Injuries constitute a large proportion of the emergency surgical patient load in most hospitals. It constitutes a major public health threat and is the leading cause of death in persons aged between 1 and 44 years, accounting for up to 72% of deaths in some age groups (e.g. 15–24 years). The effect of injury as a public health burden is particularly felt in low and middle-income countries that experience 90% of the global mortality from injury. In 2010, 5.1 million deaths resulted from injuries surpassing the cumulative mortality from the more prominent public health concerns in LMICs (HIV-AIDS, malaria, and tuberculosis at 3.8 million deaths).
Over a 15 year period from February 2000 to January 2015, all patients that presented to the surgical emergency of a University Teaching Hospital were enrolled into a prospective observational study to observe the patterns of presentation and epidemiology. Data was collected at presentation and analysis was done at the end of the 15 year period.
A total of 17,0677 patients were admitted via the surgical emergency ward over the period.
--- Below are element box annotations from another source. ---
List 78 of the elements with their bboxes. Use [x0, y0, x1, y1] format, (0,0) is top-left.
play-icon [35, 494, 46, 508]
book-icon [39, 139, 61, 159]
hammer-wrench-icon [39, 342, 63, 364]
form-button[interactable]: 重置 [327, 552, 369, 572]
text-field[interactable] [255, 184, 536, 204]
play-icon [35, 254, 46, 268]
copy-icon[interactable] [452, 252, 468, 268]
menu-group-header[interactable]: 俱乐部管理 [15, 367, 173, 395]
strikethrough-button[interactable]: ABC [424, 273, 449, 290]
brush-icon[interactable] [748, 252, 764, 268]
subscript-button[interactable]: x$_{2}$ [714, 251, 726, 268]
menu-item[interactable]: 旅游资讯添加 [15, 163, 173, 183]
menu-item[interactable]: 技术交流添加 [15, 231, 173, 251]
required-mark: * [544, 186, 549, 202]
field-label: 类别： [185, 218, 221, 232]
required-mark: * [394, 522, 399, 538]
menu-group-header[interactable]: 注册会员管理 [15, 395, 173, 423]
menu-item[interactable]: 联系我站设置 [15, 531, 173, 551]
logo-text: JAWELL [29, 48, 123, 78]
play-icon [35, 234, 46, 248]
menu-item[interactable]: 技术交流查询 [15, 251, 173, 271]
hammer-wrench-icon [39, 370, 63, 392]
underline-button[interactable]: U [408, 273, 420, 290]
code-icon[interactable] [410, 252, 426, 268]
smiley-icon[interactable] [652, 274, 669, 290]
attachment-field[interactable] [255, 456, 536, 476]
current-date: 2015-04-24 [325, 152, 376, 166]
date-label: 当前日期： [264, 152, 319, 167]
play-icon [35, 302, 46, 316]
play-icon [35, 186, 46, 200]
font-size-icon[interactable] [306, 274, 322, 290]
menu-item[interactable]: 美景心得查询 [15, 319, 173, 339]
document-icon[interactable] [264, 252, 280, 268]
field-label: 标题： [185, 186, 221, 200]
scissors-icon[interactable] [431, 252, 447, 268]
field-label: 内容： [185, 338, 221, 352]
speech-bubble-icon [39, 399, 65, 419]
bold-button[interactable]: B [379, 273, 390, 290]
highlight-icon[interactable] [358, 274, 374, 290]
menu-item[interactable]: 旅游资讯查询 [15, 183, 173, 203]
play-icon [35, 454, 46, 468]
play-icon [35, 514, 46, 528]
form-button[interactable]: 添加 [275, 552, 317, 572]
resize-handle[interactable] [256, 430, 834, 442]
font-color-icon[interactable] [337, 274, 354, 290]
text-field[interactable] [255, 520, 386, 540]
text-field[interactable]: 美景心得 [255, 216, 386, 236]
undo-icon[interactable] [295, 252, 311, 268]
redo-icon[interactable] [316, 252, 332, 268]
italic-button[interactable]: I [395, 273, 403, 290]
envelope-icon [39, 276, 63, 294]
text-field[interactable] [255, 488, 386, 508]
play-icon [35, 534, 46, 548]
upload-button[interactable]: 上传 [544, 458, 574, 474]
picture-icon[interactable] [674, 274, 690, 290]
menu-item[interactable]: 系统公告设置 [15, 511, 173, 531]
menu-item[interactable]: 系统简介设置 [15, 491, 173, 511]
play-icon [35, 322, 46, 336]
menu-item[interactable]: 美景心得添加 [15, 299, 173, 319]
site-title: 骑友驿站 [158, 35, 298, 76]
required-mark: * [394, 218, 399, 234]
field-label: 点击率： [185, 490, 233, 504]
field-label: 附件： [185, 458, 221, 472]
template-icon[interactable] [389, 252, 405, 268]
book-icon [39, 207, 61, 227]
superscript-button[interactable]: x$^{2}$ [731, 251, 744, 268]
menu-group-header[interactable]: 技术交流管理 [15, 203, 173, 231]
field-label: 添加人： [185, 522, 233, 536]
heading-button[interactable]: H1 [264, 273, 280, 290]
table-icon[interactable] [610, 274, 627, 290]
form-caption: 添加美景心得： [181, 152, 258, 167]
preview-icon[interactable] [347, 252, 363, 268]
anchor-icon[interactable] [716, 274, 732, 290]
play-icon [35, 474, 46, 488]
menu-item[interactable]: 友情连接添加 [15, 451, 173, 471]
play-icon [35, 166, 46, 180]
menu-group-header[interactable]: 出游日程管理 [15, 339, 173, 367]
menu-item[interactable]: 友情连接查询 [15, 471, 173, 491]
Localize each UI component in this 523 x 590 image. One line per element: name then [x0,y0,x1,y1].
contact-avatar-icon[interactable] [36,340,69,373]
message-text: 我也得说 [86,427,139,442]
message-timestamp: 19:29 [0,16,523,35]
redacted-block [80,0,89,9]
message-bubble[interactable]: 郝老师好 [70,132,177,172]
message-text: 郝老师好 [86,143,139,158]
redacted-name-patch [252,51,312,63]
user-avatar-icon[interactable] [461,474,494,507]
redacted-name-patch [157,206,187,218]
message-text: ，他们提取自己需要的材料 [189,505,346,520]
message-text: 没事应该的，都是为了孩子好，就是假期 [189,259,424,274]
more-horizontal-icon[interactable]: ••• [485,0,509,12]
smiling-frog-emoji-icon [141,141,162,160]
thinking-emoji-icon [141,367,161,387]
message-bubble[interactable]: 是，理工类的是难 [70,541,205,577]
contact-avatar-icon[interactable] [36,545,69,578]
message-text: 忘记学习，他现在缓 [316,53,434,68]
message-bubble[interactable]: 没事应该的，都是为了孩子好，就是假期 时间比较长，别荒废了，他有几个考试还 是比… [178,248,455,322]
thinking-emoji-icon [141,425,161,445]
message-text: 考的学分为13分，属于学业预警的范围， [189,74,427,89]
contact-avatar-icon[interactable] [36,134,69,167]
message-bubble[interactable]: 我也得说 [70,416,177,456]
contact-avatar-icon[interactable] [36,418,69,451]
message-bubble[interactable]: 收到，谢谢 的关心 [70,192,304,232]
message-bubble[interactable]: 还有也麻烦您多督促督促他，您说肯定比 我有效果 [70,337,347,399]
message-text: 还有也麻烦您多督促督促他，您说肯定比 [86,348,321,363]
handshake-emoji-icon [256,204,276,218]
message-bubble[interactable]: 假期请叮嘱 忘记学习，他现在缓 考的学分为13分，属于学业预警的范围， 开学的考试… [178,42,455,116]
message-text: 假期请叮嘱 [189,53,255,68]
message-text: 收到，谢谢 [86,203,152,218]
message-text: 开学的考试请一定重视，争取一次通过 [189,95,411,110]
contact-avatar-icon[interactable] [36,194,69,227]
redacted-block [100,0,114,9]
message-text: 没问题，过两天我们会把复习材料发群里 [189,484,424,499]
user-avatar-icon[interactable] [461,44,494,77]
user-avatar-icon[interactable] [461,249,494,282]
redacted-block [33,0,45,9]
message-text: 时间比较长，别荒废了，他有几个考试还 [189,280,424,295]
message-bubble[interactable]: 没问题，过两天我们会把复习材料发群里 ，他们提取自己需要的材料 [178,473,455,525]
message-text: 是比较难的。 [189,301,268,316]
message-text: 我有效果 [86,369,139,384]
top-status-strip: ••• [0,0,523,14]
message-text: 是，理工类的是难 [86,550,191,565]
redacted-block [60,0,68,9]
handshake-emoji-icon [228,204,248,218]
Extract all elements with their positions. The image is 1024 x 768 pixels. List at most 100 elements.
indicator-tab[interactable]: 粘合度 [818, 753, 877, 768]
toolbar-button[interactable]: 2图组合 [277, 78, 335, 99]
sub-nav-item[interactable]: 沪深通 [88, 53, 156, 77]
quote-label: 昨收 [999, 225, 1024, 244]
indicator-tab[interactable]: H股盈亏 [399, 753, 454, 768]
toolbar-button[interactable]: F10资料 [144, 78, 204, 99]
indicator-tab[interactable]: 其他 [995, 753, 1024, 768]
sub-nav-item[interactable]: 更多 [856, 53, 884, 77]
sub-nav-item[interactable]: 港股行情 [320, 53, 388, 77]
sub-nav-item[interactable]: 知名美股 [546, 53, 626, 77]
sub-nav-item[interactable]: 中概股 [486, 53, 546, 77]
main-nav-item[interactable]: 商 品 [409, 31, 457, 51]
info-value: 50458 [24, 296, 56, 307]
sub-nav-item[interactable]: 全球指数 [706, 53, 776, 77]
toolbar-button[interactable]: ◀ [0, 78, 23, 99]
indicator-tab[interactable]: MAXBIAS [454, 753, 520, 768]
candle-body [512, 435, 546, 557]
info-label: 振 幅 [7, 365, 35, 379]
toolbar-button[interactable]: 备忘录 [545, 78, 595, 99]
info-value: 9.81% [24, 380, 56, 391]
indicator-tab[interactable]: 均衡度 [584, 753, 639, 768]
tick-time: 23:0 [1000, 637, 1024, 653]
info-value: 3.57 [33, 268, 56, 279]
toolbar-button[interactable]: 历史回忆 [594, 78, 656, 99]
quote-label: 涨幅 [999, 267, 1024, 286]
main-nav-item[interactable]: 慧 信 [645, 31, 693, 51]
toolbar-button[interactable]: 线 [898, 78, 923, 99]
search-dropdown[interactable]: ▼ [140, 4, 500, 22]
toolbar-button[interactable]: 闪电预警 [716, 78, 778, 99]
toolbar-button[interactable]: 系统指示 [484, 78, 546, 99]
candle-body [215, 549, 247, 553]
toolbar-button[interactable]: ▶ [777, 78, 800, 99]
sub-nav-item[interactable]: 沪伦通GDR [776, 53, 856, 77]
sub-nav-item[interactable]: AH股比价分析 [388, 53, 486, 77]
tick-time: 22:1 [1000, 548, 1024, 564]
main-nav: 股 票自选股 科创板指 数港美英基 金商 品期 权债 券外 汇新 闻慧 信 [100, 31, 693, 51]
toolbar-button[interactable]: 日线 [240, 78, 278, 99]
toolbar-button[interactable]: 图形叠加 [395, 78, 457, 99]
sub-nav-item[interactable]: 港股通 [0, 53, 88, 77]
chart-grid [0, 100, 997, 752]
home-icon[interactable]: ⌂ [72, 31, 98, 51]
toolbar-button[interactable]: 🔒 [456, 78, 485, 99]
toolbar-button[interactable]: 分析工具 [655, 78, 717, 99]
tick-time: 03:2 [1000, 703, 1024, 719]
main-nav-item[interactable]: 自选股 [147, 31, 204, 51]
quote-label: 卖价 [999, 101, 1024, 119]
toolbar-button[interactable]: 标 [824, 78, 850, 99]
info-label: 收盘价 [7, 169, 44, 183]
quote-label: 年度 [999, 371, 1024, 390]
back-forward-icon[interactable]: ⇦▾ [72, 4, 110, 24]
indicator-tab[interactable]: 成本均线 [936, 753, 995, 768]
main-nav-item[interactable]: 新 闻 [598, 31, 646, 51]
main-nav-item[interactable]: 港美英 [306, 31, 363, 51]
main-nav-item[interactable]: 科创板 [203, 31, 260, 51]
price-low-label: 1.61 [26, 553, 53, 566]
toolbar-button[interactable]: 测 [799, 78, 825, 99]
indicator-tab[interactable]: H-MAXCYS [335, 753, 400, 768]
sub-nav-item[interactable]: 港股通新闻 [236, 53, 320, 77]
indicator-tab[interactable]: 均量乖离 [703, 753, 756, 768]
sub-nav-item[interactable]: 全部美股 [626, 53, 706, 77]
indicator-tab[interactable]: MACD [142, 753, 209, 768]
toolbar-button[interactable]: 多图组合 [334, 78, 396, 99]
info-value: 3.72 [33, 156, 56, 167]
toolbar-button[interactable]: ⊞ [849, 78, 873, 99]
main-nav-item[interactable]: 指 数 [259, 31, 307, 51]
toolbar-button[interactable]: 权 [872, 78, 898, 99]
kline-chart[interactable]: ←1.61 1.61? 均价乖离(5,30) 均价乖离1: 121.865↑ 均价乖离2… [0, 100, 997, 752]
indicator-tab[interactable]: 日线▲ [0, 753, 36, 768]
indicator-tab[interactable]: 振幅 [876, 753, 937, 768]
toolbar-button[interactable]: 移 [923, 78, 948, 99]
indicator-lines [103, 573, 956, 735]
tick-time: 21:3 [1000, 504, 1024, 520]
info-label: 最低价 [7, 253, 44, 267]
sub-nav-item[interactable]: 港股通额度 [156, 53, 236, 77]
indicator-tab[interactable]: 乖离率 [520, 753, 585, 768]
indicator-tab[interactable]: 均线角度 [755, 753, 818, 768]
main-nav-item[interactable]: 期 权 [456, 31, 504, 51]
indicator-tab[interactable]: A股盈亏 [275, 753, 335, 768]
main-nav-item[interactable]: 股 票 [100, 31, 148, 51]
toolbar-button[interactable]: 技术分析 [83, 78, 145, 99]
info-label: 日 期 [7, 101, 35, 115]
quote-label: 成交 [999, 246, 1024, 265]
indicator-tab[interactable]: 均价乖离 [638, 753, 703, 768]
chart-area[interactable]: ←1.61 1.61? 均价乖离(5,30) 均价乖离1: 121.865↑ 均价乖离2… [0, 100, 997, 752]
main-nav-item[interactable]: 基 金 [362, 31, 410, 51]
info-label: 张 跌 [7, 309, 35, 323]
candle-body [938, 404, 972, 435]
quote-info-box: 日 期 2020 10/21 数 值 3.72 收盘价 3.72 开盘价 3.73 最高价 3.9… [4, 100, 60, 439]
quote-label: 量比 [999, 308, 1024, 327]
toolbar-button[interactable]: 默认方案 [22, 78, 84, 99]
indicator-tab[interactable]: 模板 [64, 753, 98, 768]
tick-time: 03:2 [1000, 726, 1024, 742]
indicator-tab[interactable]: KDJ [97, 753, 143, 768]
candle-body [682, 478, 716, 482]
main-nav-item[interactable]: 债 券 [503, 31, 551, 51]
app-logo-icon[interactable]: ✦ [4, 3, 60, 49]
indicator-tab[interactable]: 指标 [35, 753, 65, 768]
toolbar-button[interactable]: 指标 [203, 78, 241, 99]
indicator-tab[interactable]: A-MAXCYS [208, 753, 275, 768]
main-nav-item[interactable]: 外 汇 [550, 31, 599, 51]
Most of the patients were young adults (47.1%) with an average age at presentation of 32.38 (s.d 19.2). 11 779 patients (69%) presented to the hospital following trauma while the remaining 31% presented with other surgical emergencies. Road traffic crashes accounted for the vast majority of the injuries (59.6%) while falls and assaults accounted for 9.8% and 7.2% respectively. Occupational injuries and sports injuries were relatively rare, accounting for only 1.2% and 0.4% of cases respectively.
Injuries constitute a large proportion of the emergency surgical health care demands in this environment. Road traffic injuries continue to account for majority of injuries presenting to the hospitals with young adult males being the main victims.